A expectativa era que Vinicius Junior, do Real Madrid, já se tornasse a figura principal da Seleção.
No entanto, quatro anos depois de ter sido eliminado nos pênaltis contra a Croácia nas quartas de final da Copa do Mundo de 2022, permanecem dúvidas sobre o atacante de 25 anos.
É o caso que, após a derrota do Brasil por 2 a 1 para a França, em março, começou o debate em seu país sobre se Vinicius ainda merecia uma vaga no time titular.
“Deveria Vinicius ser libertado?” perguntou Linha de Pasay, da ESPN, um dos painéis de futebol mais tradicionais do Brasil.
Mesmo com a chegada do antigo vencedor da série do Real Madrid, Ancelotti, o treinador mais influente na sua carreira no clube, a questão que definiu a história da sua selecção nacional até agora continua a persistir.
Tudo se resume a isto: “Por que Venezius não pode fazer o seu visual madridista com a Seleção?”
Vinicius é o maior artilheiro do Brasil neste ciclo de Copa do Mundo, mas seus números ainda são modestos – sete gols e seis assistências em 28 partidas.
“É complicado jogar no mesmo nível pelo seu clube”, disse Kleber Xavier, que atuou como assistente técnico do Brasil nas Copas do Mundo de 2018 e 2022, à BBC Sport.
“Quando você chega à seleção nacional, a realidade é muito mais difícil do que parece vista de fora. No seu clube são treinos diferentes, uma forma de jogar diferente, companheiros de equipe diferentes, dias em que as coisas acontecem e se desenvolvem.

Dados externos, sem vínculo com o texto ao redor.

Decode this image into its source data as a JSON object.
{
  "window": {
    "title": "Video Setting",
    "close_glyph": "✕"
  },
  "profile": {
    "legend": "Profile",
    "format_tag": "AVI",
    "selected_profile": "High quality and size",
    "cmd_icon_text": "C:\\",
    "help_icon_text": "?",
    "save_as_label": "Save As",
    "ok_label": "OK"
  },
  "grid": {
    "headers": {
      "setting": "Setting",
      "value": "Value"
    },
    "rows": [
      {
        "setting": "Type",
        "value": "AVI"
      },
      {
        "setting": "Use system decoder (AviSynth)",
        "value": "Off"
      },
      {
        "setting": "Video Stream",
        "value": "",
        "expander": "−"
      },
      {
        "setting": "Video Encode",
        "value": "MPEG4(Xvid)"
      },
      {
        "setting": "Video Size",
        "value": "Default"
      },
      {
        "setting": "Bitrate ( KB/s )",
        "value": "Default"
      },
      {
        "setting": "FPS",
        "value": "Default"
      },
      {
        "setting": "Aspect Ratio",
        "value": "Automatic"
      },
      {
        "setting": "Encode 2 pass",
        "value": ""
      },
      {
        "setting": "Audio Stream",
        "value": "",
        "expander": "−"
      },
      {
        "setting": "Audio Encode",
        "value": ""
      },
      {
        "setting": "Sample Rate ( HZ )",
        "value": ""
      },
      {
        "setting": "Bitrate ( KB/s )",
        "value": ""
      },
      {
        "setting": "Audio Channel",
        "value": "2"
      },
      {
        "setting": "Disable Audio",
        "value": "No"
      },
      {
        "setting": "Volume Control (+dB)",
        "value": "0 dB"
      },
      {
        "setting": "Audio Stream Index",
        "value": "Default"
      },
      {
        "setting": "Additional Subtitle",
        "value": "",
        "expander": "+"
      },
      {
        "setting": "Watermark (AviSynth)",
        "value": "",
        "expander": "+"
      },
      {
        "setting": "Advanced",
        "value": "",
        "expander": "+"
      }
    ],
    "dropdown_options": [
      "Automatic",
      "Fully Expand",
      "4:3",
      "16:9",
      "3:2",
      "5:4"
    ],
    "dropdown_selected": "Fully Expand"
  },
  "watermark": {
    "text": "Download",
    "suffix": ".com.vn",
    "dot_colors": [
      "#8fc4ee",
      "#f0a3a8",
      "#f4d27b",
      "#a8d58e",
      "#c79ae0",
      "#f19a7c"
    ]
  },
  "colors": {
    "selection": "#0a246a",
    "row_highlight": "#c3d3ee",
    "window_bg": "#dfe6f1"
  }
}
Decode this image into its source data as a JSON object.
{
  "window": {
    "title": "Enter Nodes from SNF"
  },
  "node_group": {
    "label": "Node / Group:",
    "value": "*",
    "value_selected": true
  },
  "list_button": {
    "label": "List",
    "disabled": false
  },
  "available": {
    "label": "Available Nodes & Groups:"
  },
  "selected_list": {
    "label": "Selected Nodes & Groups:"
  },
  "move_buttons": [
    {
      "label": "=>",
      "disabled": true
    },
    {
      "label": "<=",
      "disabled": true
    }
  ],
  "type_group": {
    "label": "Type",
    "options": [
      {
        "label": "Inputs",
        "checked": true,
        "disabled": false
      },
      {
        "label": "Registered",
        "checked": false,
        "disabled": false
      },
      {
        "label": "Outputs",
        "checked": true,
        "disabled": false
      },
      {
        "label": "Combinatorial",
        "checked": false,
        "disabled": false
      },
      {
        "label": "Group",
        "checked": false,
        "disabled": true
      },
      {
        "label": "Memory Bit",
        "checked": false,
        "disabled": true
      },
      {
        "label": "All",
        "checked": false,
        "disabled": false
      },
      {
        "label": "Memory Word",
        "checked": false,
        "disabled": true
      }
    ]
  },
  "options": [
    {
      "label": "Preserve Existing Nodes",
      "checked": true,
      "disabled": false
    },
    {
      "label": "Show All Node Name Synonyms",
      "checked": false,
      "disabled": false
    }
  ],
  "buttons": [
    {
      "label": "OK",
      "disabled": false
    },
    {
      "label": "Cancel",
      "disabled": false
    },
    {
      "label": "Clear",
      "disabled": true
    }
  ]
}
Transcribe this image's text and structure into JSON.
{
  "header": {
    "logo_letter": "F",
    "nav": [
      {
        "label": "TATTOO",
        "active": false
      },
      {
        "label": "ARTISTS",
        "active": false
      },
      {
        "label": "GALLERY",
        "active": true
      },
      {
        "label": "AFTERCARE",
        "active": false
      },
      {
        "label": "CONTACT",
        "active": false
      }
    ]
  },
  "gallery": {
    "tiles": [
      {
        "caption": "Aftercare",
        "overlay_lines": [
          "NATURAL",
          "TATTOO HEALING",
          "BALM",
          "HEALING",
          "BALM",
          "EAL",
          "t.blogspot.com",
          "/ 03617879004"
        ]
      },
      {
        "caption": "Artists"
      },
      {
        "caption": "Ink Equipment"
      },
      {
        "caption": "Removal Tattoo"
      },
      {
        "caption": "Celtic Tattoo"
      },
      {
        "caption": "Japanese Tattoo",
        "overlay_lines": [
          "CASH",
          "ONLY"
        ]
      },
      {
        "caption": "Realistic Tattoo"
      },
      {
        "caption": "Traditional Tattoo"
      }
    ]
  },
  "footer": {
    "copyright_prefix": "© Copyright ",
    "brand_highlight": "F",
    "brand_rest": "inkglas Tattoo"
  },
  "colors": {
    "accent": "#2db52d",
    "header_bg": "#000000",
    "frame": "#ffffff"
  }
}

“O exemplo mais óbvio é (Lionel) Messi com a Argentina. Ele sempre foi questionado sobre isso e só conseguiu fazer isso em 2022. Mas isso é porque a Argentina conseguiu construir o time. No Catar, enfrentamos a Croácia e eles eram quase como um clube porque repetiam muitos jogadores. É assim que você dá a um jogador uma estrutura adequada.”
Vinicius não parava de falar.
“Em nossos clubes, a cada três dias surge uma nova oportunidade”, disse ele à Caze TV em entrevista recente.
“Então, se eu jogar mal em duas das dez partidas, ninguém vai falar muito sobre isso. Com a seleção, há muito tempo entre uma partida e outra. A pressão é sempre alta e as pessoas sempre esperam que eu dê o meu melhor.
“Se eu for para a Copa do Mundo, marcar quatro ou cinco gols e formos campeões, a história toda muda. Aí as pessoas vão dizer que eu estava me preparando totalmente para a Copa do Mundo, mesmo nos jogos em que não joguei bem.”